Ce qui a été nommé ordre symbolique et qui peut aussi être considéré comme une loi commune à l'humanité tout entière, est construite par les hommes en s'appuyant sur les données de l'expérience concernant la vie humaine qui se transmettent au fil des générations. L'interaction des deux amène à forger un ordre social indispensable à l'humanisation de l'homo sapiens. La loi commune n'est pas naturelle, ni ne vient d'une autorité transcendante. Elle a pour origine la capacité humaine à ordonner la réalité.

 

Bibliographie :

Lévi-Strauss C., La pensée sauvage, Paris, Plon , 1962.
Lévi-Strauss C., Les structures élémentaires de la parenté, Paris, Mouton, 1967.

Héritier F., « Les racines corporelles de la pensée », in Le Débat, Paris, Gallimard, 2010.
Héritier F., Les deux sœurs et leur mère, Paris, Odile Jacob, 1994.

Bertini M-J. Pour en finir avec l'ordre symbolique.

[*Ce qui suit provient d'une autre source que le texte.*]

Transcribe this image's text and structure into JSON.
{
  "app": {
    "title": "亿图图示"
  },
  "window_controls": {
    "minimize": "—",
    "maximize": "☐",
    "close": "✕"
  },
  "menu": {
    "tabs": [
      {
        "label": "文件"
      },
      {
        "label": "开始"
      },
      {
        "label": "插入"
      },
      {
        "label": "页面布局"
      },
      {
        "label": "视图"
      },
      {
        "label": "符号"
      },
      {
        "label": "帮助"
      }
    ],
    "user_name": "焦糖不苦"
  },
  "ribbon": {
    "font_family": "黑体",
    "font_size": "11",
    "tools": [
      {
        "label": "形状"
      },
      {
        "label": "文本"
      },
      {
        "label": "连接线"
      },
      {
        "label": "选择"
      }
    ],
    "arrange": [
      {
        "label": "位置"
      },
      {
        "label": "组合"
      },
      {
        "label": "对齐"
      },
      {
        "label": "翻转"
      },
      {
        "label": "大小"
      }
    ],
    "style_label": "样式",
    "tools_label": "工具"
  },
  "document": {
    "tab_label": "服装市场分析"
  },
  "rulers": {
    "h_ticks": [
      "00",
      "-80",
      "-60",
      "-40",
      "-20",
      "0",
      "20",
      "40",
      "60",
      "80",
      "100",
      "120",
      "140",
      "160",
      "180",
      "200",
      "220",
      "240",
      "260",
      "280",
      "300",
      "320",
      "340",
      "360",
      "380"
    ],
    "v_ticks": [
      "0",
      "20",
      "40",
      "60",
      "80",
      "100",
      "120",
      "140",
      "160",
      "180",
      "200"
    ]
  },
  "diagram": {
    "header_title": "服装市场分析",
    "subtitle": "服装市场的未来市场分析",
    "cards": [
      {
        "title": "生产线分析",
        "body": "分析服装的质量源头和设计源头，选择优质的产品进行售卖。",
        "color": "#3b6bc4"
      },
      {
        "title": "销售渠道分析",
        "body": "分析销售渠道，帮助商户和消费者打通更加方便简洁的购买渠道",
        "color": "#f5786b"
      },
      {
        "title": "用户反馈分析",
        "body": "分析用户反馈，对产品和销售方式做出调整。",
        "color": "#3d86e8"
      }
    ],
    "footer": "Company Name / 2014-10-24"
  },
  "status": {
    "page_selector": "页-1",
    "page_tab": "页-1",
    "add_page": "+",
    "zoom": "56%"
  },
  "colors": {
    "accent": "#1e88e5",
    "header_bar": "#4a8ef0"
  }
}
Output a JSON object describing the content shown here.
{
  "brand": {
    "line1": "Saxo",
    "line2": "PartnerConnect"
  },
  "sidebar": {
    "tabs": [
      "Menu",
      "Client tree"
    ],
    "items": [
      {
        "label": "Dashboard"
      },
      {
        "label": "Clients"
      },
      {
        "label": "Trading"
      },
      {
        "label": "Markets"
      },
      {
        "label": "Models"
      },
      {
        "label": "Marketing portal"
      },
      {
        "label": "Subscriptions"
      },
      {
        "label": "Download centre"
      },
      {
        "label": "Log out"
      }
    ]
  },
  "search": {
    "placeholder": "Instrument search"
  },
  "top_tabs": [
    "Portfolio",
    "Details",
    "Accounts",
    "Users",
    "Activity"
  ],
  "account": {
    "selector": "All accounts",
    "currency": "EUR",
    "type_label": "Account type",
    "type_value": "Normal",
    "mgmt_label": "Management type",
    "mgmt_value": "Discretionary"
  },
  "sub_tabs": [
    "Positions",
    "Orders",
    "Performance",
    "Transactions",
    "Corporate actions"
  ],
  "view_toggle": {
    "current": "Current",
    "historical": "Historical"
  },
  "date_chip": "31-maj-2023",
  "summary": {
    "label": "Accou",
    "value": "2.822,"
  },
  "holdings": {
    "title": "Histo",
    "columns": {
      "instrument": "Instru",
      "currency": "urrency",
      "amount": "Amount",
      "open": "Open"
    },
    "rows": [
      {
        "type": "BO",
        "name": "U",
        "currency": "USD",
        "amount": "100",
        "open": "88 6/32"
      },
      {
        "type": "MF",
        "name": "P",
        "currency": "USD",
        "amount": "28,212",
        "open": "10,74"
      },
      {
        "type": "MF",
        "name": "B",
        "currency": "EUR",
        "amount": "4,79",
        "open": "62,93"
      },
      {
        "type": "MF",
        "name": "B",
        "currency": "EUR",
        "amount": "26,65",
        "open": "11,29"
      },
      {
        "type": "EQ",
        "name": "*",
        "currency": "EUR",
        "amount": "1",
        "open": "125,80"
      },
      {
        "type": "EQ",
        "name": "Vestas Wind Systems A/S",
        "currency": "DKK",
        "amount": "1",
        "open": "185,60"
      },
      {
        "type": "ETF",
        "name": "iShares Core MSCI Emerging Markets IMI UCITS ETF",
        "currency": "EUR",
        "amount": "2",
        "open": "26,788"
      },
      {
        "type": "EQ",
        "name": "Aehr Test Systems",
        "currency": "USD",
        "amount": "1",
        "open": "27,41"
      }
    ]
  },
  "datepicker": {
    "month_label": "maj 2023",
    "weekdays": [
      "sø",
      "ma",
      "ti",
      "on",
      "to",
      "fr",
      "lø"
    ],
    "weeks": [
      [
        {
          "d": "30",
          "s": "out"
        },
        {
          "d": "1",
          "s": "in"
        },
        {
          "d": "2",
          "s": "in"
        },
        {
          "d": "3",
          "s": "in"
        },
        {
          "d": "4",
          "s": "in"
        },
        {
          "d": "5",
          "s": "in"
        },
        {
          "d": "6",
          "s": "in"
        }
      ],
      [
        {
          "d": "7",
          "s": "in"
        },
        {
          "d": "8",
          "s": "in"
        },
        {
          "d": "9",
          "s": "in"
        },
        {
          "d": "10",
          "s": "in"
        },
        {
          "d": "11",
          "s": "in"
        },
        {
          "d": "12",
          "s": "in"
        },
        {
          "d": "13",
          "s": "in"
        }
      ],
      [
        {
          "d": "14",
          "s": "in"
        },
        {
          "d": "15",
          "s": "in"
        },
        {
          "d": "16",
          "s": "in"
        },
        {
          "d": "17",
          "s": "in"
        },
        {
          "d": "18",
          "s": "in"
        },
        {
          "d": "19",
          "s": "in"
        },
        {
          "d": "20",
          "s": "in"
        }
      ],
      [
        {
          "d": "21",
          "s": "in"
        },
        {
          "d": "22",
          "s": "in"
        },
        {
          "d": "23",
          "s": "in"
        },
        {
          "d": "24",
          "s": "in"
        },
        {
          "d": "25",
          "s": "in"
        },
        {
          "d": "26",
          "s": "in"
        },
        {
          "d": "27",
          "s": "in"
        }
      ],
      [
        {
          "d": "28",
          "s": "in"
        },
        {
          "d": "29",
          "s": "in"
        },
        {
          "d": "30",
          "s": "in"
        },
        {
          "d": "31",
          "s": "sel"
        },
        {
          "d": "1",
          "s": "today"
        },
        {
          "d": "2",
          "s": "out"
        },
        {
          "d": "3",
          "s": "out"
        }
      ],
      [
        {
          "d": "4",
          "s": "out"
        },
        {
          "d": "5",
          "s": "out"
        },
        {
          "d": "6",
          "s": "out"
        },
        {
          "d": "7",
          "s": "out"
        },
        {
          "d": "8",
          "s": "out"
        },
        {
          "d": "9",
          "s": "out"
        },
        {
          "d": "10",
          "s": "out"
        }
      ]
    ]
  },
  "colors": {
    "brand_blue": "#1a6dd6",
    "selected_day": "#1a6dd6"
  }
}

Genre et histoire [en ligne]. http://www.genrehistoire.revues.org/769

Lacan J., Écrits, Paris, Seuil, 1966.

Juignet P., Histoire des idées psychanalytiques, Grenoble, PUG, 2006.

Rosolato G., « Trois aspects du symbolique », in Essais sur le symbolique, Paris Gallimard, 1969.

Denoix de Saint Marc R., Histoire de la loi, Toulouse, Privat, 2008.

Zaoui P., « L'ordre symbolique au fondement de quelle autorité ? » , Esprit, mars 2005.

Lévi-Strauss C., 1956.

Ambroise B. , « Le corps du libéralisme », Raisons politiques, 11, 2003/3.

Attali J., Histoire de la modernité, Paris, Robert Laffont, 2013.

Freud S., Le malaise dans la culture, Paris, PUF, 1995.